Travelling a Traditional RouteFOR THOUSANDS OF YEARS and long before it was named Yellowhead, this low pass was used by indigenous peoples. For Aboriginal people this corridor was an important travel and trade link, providing access to hunting and gathering of food and medicinal plants on both sides of the divide.
Several nations had a long relationship and connection to these mountains and valleys. Today, the descendants of those nations, from both sides of the Rocky Mountains, still feel a strong connection to this land and have their own stories of how and when their people passed this way.
Yellowhead Pass
Yellowhead Pass was named after Pierre Bostonais, an lroquois-Metis guide and fur trader who spent much time in the area and led an expedition through the pass in 1825.

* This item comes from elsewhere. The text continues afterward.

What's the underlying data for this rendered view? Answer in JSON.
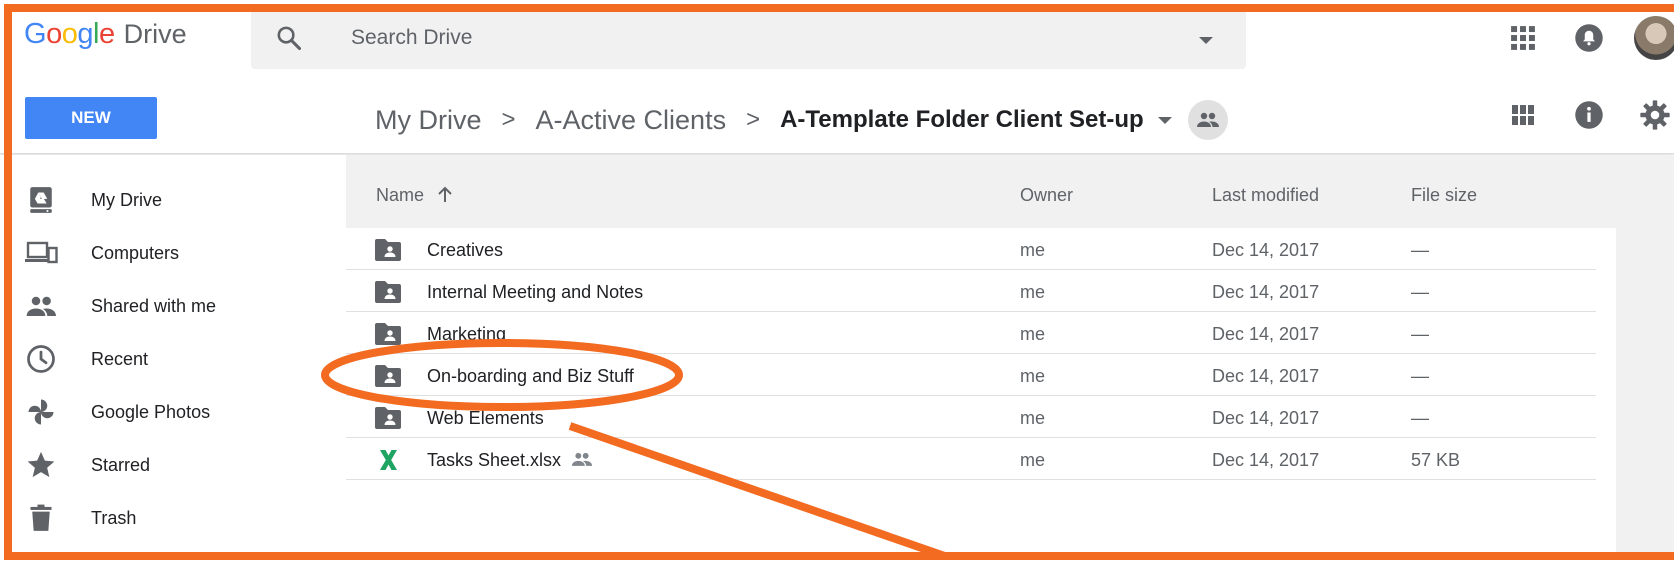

Bostonais was known by the nickname 'Tête Jaune' or 'Yellow Head', due to his unusual fair hair. The first place to bear his nickname, was Tête Jaune Cache, the location where he cached the furs he trapped. His legacy lives on by having a village, a lake, a mountain and a highway named for him.
"Today the Yellowhead Pass is a valley corridor containing a highway and railway beside crystal clear rivers, through dense forests under rugged peaks links Jasper town site and the provincial border of British Columbia. In the past the low elevation made for easy movement for Indigenous peoples, fur trappers, railways and explorers. The name Yellowhead is the nickname of a fair-haired Metis-Iroquois-freeman named Bostonais, active here in the early 1800s."